Pro Talk: Small Jet Trolling Techniques for Martha's Vineyard Tuna

Posted by Capt. Ross Gallagher on

15 Minutes with: Capt. Shaun ruge

Here’s what we learned…

Location: Inside Fingers – S. Vineyard

Approach: Successfully finding concentrations of fish south of the Vineyard is primarily dependent on temperature breaks. It’s best to utilize a temperature chart service and monitor conditions often during the season. The most productive breaks tend to be around 3° – 5° changes from nearby temps. Once you’ve reached these temperature breaks, begin running a line along them in search of areas of life. This could include, whales, birds, bait, weeds and obviously breaking fish. It’s highly recommended that you continue to search these breaks for signs of life before deploying the spread.

Rigging Selection: SI Tinkler & Jet Chains

Why this bait: These chains work excellent during slick calm conditions where fish may respond better the smaller and more subtle presentations. During summer months, slick calm seas allow small boat anglers to reach nearby offshore waters. Using small, subtle baits like the SI Tinkler chains offer the perfect presentation for finicky fish honed in on small baits.

Colors: The rainbow color pattern is a classic producer, while the green pattern works excellent as well.

Retrieve: I run a 23’ center console with outriggers so I typically run 7-9 rods in a trolling spread depending on the conditions.  I often start my spread with a “confidence spread” consisting of Rainbow, Mexican Flag (green/yellow), green and pink 6” squid and tinkler spreader bars, 2 or 3 Bird & tinkler jet head chains or skirted Ballyhoo, and a bird & chain shotgun.  If conditions permit I will run additional rods with a cedar plug chain pinned to the transom, a Rapala Mag 30 diver, or a center rod in the “diamond” position with Hootie head chains or some other like lures.  I typically run 2 Play Action Big Kahuna teasers 5-10 ft off my transom so they dart in and out of the prop wash.
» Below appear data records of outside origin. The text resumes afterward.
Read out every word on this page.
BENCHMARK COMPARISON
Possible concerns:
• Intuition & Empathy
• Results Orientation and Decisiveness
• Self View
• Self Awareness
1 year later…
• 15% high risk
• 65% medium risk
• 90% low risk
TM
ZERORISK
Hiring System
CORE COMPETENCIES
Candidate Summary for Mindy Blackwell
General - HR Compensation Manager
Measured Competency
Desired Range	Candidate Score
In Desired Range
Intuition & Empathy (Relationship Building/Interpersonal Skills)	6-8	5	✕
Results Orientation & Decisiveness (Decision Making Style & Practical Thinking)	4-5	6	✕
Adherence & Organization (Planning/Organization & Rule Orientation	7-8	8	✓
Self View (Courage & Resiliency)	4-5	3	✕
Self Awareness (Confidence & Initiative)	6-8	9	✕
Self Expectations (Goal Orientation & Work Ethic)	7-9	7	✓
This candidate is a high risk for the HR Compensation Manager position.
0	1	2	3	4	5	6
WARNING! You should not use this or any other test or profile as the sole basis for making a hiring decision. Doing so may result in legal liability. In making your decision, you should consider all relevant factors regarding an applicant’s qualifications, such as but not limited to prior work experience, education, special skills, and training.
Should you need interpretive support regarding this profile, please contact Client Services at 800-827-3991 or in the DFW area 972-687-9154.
I start my confidence spread at what I would call a medium distance and adjust accordingly as the day goes on.  My 2 short corners are approx. 10-20 ft behind the boat in the first 2 waves off the wake.  These are generally the larger, louder spreader bars.  My short riggers will be another 10-15 yards behind them in the 4th or 5th wave and are generally lighter, softer spreader bars or tinkler bars because they do not cause a lot of drag on the outriggers.  My long riggers are again another 10-15 yards back and will be skirted ballyhoo on islanders or Hootie heads or bird & Chain combos.  My shotgun runs out of the T-top and goes to the end of the 100 yrd top shot with a Bird & Chain combo.  If conditions allow I’ll run a deep diver or cedar plug chain pinned to the transom and a rod in the diamond position centered in the prop wash between the short and long riggers.  As the day goes on I rotate lures, try new tackle, and change distances and positions.  This not only helps you learn, but keeps the spread clear of weeds.  ALWAYS check for weeds, even in clear water.

If fish eat the lures further back I will drop the spread back, if they eat off the transom I will pull everything in tight.  I’ve had days where all my rods were dumped 100 yards to the backing and days where the closest spreader bars hung out of the water a few feet from the engine.  In general on calm days I run my spread with smaller, more subtle lures further from the boat while on rougher days I use “louder” lures up closer to the boat or more teasers (birds, bird chains, splasher bars, etc).  Don’t be afraid to experiment with lure placement to tune your spread.  Anglers with the Ron Popeil “Set it and forget it” mind set will catch less fish more often than not.

There are two other variations in retrieve I employ, both to “tease” fish.  Always keep an eye on your spread, when a tuna misses a lure the strike is often visible with a boil, splash, or subtle change in the water pattern behind the lure.  When this happens you need to jump to action by speeding the lure up with 2-3 cranks of the reel, drop back to free spool for a 1-2 count, then go back to strike drag and crank again.  Do this several times, sometimes upwards of a minute or so to get that fish or its friends excited to come back to eat.  Changes in motion trigger strikes.  You can sometimes do the same with the boat and the entire spread rather than just one rod.  Quickly giving the boat some throttle and then chopping the speed while turning left and right can replicate the same action provided your crew is paying attention.  Throughout the day I will often give lines a tug with my hand to make the lures jump a bit.  It’s not uncommon for tunas to track a spread for extended periods of time and a change in motion can draw their attention which is also the reason why I don’t troll in a straight line.


Rod: 6′ 30lb Class Aluminum Butt Calstar Rods.

Reel: Shimano TLD30 2 Speed

Line: Most anglers run 50lb mono on these 30lb outfits. I choose to run 80lb Suffix Braid as backing with a 100yd top shot of 50lb Momoi.